Das questões urbanas, o filósofo voltou seu olhar para o que via como o mito central de nossos tempos, o mito da máquina. Este foi o título geral para sua elucidação de dois volumes da civilização moderna. “Técnicas e Desenvolvimento Humano” foi o primeiro livro, em 1967, e foi seguido por “O Pentágono do Poder” quatro anos depois.
Ambos são direcionados a um único fim, disse Mumford, “o de fornecer informações históricas suficientes sobre as causas da crise tecnológica da civilização moderna e sobre as aberrações humanas que levaram aos abortos ocorridos durante a última metade -século, e agora estão ocorrendo com compulsividade demoníaca.”
O Sr. Mumford vivia simplesmente em uma antiga casa de campo em Amenia. Seu interior estava abarrotado de livros, e seu escritório era espartano e funcional: uma escrivaninha, uma máquina de escrever, uma luz forte, uma resma de papel amarelo.
Ele estava convencido de que a única esperança do homem estava no retorno aos sentimentos e sensibilidades humanos e aos valores morais de uma época anterior.
“O teste de maturidade, tanto para as nações quanto para os indivíduos, não é o aumento do poder”, observou ele no final de sua vida, “mas o aumento da autocompreensão, autocontrole, autodireção e autotranscendência. Pois em uma sociedade madura, o próprio homem, e não suas máquinas ou suas organizações, é a principal obra de arte.”

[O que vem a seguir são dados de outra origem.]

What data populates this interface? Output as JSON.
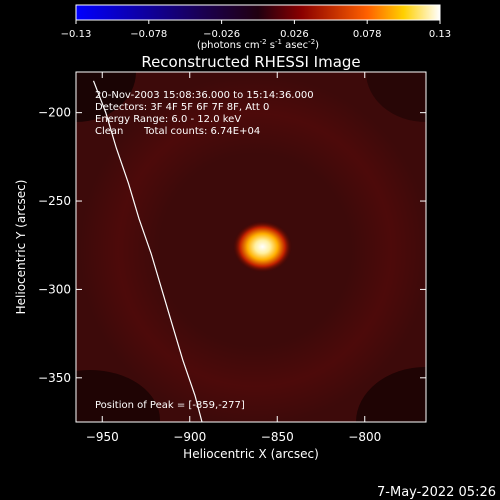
{
  "chart_data": {
    "type": "heatmap",
    "title": "Reconstructed RHESSI Image",
    "xlabel": "Heliocentric X (arcsec)",
    "ylabel": "Heliocentric Y (arcsec)",
    "xlim": [
      -965,
      -765
    ],
    "ylim": [
      -375,
      -177
    ],
    "xticks": [
      -950,
      -900,
      -850,
      -800
    ],
    "yticks": [
      -200,
      -250,
      -300,
      -350
    ],
    "colorbar": {
      "min": -0.13,
      "max": 0.13,
      "ticks": [
        "-0.13",
        "-0.078",
        "-0.026",
        "0.026",
        "0.078",
        "0.13"
      ],
      "units_prefix": "(photons cm",
      "units_exp1": "-2",
      "units_mid": " s",
      "units_exp2": "-1",
      "units_mid2": " asec",
      "units_exp3": "-2",
      "units_suffix": ")"
    },
    "annotations": {
      "time_range": "20-Nov-2003 15:08:36.000 to 15:14:36.000",
      "detectors": "Detectors: 3F 4F 5F 6F 7F 8F, Att 0",
      "energy_range": "Energy Range: 6.0 - 12.0 keV",
      "algorithm": "Clean",
      "total_counts": "Total counts: 6.74E+04",
      "peak_position": "Position of Peak = [-859,-277]"
    },
    "peak": {
      "x": -859,
      "y": -277,
      "value": 0.13
    },
    "limb_curve": [
      [
        -955,
        -182
      ],
      [
        -948,
        -200
      ],
      [
        -942,
        -220
      ],
      [
        -935,
        -240
      ],
      [
        -929,
        -260
      ],
      [
        -922,
        -280
      ],
      [
        -916,
        -300
      ],
      [
        -910,
        -320
      ],
      [
        -904,
        -340
      ],
      [
        -897,
        -360
      ],
      [
        -893,
        -375
      ]
    ],
    "background_level": 0.035,
    "grid": false
  },
  "footer": {
    "date": "7-May-2022 05:26"
  },
  "colors": {
    "background": "#000000",
    "foreground": "#ffffff"
  }
}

O neto de Mumford, James Morss, disse que Mumford era frágil. Em uma entrevista em fevereiro de 1989, a esposa de Mumford, Sophia, disse que a mente de seu marido estava escorregando e que ele não conseguia mais escrever. Mesmo assim, ela disse, “ele ainda tem suas características essenciais”. Ele morreu durante o sono na tarde de sexta-feira. Além de suas atividades como escritor, Mumford lutou ativamente contra o desenvolvimento de obras públicas de grande escala que ele considerava mal planejadas, e foi um inimigo inflexível do desenvolvimento de vastas vias expressas por Robert Moses.
Seu neto, Sr. Morss, disse que Mumford, que nos últimos três anos usou um andador, passou seus dias com sua esposa.
Além dela, os sobreviventes são sua filha, Alison Mumford Morss.